Our moment together on the patio didn’t last long.  Soon, we were joined by a kid or two.  We delegated the work.  The burgers went on the grill, corn on the cob was put on to boil,  a fire was built on the patio.  Other friends stopped by to visit.  We made s’mores.  We had a few drinks.  The mood lifted and lightened.  I felt peace for a few moments.  I felt love and friendship and caring.  It is hard work to keep the ship afloat.  All of these people relying on sameness, stability, security.  I’m not sure if they realize the hard work that goes into making our lives as a family simply a routine.

I need my dad.  I miss my dad.  What I miss most is the stability that he provided in my life.  He loved me.  He listened to me.  He understood me, and I trusted him.  Mostly, what I miss most is the unconditional love he gave me every moment of my life. There was never a moment when I didn’t feel it.  I feel it still.

I haven’t been to visit my dad’s grave since the day he was buried.  It’s time.  The grave stone is up, and I want to see that, too.  I need to be near my dad again and feel the strength  of his unconditional love once again .

My dad called the cemetery Sand Hill.  I’m not sure if he was the only one to use that name, but I doubt it.  The land is part of the old family farm.  My great, great grandpa donated a portion of his farm ground for a church and family burial grounds.  It’s a tiny cemetery with only a couple hundred graves.  I know, or know of, most of the people who are buried in that cemetery.  I walked on Sand Hill with my great-grandpa, my grandpa, my dad, and my kids.  Sand Hill has been a part of my life for as long as I can remember, and Sand Hill will be a part of me even when I am long gone from this world.

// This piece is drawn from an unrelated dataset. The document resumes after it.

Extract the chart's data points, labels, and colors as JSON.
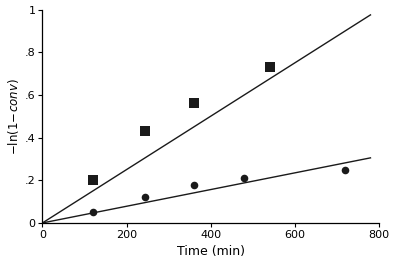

My babies and my brother are buried at Sand Hill.  T and I have our spots all reserved.  All we had to do was mark it on a map.  I have actually laid in the spot where I will be buried.  I still remember that sunny day.  I laid there laughing and rolled over in the grass, “Hey, look at me rolling in my grave!”  My dad was there that day, too, and I remember his smile.  Sand Hill is not a place of sadness.  It’s a place where I played as a child.  I took many walks with Great-Grandpa over from his big, stone farmhouse to Sand Hill while he told me stories of people long past.  Sand Hill is a place of love and family.  It is where my history rests, and where I will rest.

I have decided to make the trip to Sand Hill to visit my dad.  I’m going to go alone later this week.  There are so many things weighing heavily on my mind.  It would take me an hour to drive there from my home if I took the interstate, but I won’t.  Instead, I will meander over the two-lane country roads I know and love so well.  I will revisit the places that I hold dear in my heart, and I will remember.  No doubt, this won’t be an easy visit.  For sure, I will cry, but I will also talk.  I have so much to say to my dad, so much that has been stored up this past year and a half.